Racism, other social drivers
Lead author Samrachana Adhikari, PhD, said in an NYU press release that the rates by income were unexpected. "While we expected to see greater numbers of COVID-19 cases and deaths in predominantly non-white, low-income communities, we were surprised that this relationship still held even after we accounted for poverty rates," she said. "Given our findings, we believe that structural racism may explain these racial disparities in number of cases and deaths noted in Black counties."
The authors called for research using individual-level data and a breakdown of residents by race and ethnicity to identify causal mechanisms (eg, structural racism, other social drivers) and the neighborhoods most in need of improved public health interventions.
"The fact that non-white residents died from the virus at higher rates than white residents in both wealthier and poorer communities should be a major alarm bell to policymakers at the national and local government levels, academic medical centers, and the country at large," coauthor Gbenga Ogedegbe, MD, MPH, said in the press release.
Underestimating true burden of people of color
In the second study, researchers at Harvard University compared the distribution of coronavirus deaths by race with data from the National Center for Health Statistics weighted population and the US Census unweighted population.
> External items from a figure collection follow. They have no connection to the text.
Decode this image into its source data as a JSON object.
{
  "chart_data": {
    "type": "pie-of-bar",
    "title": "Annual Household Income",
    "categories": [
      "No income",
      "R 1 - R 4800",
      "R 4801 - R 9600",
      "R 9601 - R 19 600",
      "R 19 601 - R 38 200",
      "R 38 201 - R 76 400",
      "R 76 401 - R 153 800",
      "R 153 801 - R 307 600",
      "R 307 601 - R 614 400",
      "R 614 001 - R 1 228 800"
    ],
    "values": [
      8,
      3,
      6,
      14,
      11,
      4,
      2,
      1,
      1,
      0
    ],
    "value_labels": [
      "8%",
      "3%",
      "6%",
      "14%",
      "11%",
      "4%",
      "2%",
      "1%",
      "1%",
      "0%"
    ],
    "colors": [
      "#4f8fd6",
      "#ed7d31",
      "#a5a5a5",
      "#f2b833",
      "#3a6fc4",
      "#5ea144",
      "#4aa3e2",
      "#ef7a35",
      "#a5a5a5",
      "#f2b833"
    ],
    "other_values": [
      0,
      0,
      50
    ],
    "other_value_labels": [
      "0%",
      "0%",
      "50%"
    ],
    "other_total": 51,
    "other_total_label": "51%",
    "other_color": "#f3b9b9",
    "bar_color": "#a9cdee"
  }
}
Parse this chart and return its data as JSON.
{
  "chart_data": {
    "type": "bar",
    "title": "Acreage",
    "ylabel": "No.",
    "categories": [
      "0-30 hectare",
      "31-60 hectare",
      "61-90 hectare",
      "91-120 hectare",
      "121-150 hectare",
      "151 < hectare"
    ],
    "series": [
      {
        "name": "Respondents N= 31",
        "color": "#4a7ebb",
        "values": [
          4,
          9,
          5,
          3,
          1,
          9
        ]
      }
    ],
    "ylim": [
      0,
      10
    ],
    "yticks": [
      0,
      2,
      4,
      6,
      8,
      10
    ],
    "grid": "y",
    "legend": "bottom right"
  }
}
Both data sets were provided by the CDC.
As of May 13, officials reported 54,861 COVID-19 deaths. Applying the unweighted US Census population distribution, blacks were overrepresented among COVID-19 deaths, accounting for 9.9% more deaths than their share of the US population, while whites were underrepresented by 8.1%.
In contrast, comparisons with the weighted data suggested that whites were overrepresented among COVID-19 deaths by 10.9%. Discrepancies were also found when comparing deaths with the unweighted vs weighted populations in Latinos (−1.7% vs −10.2%) and Asians (0.1% vs −5.7%).
The authors concluded that the CDC's approach inflates the proportion of people of color in the weighted population (eg, a state's true population is 30% people of color vs the CDC's weighted population of 46.7%).
"For example, in New York, large urban counties with higher percentages of crowded households and residents of color are weighted more heavily compared with their share of the population than smaller, suburban, and rural counties, where residents are predominantly White," the authors wrote.
'Nuisance parameter' or reflection of reality?
The researchers concluded that the CDC's weighted population distributions underestimate the excess burden of COVID-19 among blacks and Latinos. They said that CDC officials had stated that they weighted the data because "COVID-19 deaths are concentrated in certain geographic locations where the racial and ethnic population distribution differs from that of the United States overall."
Yet the authors said that the CDC, in effect, treats the geographical clustering of coronavirus deaths as a "nuisance parameter" that must be controlled for to accurately compare death rates across racial groups in the same geographical area.
"However, the same mechanisms that pattern the geographical distribution of COVID-19 mortality also operate to produce racial/ethnic inequities in mortality," they wrote. "The indirect standardization procedure implemented by the CDC is misleading and obviates a key mechanism by which structural racism operates to produce health inequities: social segregation."
Because it has consequences for mitigation of health disparities, the authors urged the CDC to "drop the misleading weighted counts and publish mortality rates per race/ethnicity group stratified by age, gender, education, and ZIP code characteristics to adequately equip epidemiologists and policy makers with the data to mitigate inequities."